Thread (3 messages) 3 messages, 3 authors, 2018-01-30

Re: [PATCH 3/4] drm: add ARM flush implementations

From: Daniel Vetter <hidden>
Date: 2018-01-18 07:42:55
Also in: dri-devel

Possibly related (same subject, not in this thread)

On Wed, Jan 17, 2018 at 11:46 PM, Gurchetan Singh
[off-list ref] wrote:
quoted
dma api just isn't quite sufficient for implementing fast gpu drivers.

Can you elaborate?  IIRC the DMA API has strong synchronization guarantees
and that can be problematic for GPU drivers.  However, using the DMA API for
flushing doesn't necessarily mean the driver has to use the rest of the DMA
API.
quoted
but then it'd need to directly flush cpu caches and bypass the dma api.

On ARM, cache flushing seems to vary from chipset to chipset.  For example,
on ARM32 a typical call-stack for dma_sync_single_for_device looks like:

arm_dma_sync_single_for_device
__dma_page_cpu_to_dev
outer_clean_range
outer_cache.clean_range

There are multiple clean_range implementations out there (i.e,
aurora_clean_range, l2c210_clean_range, feroceon_l2_clean_range), so that's
why the DMA API was used in this case.  On ARM64, things are a little
simpler, but the DMA API seems to go directly to assembly (__dma_map_area)
after a little indirection.  Why do you think that's inefficient?
I never said it's inefficient. My only gripe is with adding the
pointless struct device * argument to flushing functions which really
don't care (nor should care) about the device. Because what we really
want to call is outer_clean_range here, and that doesn't need a struct
device *. Imo that function (or something similar) needs to be
exported and then used by drm_flush_* functions.

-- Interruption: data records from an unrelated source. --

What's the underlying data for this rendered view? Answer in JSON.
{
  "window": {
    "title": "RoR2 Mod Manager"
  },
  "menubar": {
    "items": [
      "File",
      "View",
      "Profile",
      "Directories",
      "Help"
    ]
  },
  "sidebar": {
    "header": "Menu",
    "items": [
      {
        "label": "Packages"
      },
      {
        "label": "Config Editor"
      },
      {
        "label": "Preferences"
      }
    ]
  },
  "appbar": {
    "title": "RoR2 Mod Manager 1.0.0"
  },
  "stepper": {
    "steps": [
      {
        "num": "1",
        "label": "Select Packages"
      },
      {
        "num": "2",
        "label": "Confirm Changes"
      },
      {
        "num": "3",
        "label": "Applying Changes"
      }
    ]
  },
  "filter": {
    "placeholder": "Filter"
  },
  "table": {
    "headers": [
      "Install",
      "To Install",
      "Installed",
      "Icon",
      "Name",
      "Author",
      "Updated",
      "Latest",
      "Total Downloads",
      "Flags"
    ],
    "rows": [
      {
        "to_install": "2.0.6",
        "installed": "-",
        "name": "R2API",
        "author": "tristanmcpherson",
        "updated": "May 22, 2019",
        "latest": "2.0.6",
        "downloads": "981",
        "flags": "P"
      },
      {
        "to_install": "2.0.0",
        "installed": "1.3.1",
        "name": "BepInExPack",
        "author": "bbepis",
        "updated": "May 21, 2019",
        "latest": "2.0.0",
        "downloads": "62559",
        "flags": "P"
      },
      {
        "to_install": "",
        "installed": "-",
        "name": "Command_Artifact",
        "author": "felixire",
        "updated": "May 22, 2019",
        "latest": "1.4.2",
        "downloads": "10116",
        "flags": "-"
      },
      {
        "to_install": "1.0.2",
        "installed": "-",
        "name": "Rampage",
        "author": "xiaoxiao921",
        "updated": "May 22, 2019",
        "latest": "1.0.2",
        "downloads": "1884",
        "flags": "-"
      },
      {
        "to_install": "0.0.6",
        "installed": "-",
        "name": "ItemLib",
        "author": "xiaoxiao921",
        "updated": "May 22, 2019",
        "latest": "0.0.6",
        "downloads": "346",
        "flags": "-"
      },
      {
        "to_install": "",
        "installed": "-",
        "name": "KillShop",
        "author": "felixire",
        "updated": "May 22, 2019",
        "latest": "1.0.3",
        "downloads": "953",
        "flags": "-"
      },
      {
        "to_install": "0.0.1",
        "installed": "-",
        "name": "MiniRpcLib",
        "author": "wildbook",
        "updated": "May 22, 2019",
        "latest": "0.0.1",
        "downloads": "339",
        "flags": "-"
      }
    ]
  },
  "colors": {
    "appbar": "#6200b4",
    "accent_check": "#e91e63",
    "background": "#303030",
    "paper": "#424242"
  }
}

Also note that arm has both flush and invalidate functions, but on x86
those are the same implementation (and we don't have a separate
drm_invalidate_* set of functions). That doesn't look like a too good
idea.

Of course that doesn't solve the problem of who's supposed to call it
and when in the dma-buf sharing situation.
-Daniel
On Wed, Jan 17, 2018 at 12:31 AM, Daniel Vetter [off-list ref] wrote:
quoted
On Tue, Jan 16, 2018 at 04:35:58PM -0800, Gurchetan Singh wrote:
quoted
The DMA API can be used to flush scatter gather tables and physical
pages on ARM devices.

Signed-off-by: Gurchetan Singh <redacted>
---
 drivers/gpu/drm/drm_cache.c                 | 17 +++++++++++++++++
 drivers/gpu/drm/rockchip/rockchip_drm_gem.c |  7 ++-----
 drivers/gpu/drm/tegra/gem.c                 |  6 +-----
 3 files changed, 20 insertions(+), 10 deletions(-)
diff --git a/drivers/gpu/drm/drm_cache.c b/drivers/gpu/drm/drm_cache.c
index 3d2bb9d71a60..98d6ebb40e96 100644
--- a/drivers/gpu/drm/drm_cache.c
+++ b/drivers/gpu/drm/drm_cache.c
@@ -105,6 +105,18 @@ drm_flush_pages(struct device *dev, struct page
*pages[],
                                 (unsigned long)page_virtual +
PAGE_SIZE);
              kunmap_atomic(page_virtual);
      }
+#elif defined(CONFIG_ARM) || defined(CONFIG_ARM64)
+     unsigned long i;
+     dma_addr_t dma_handle;
+
+     if (!dev)
+             return;
+
+     for (i = 0; i < num_pages; i++) {
+             dma_handle = phys_to_dma(drm->dev,
page_to_phys(pages[i]));
+             dma_sync_single_for_device(dev, dma_handle, PAGE_SIZE,
+                                        DMA_TO_DEVICE);
Erm no. These functions here are super-low-level functions used by drivers
which know exactly what they're doing. Which is reimplementing half of the
dma api behind the dma api's back because the dma api just isn't quite
sufficient for implementing fast gpu drivers.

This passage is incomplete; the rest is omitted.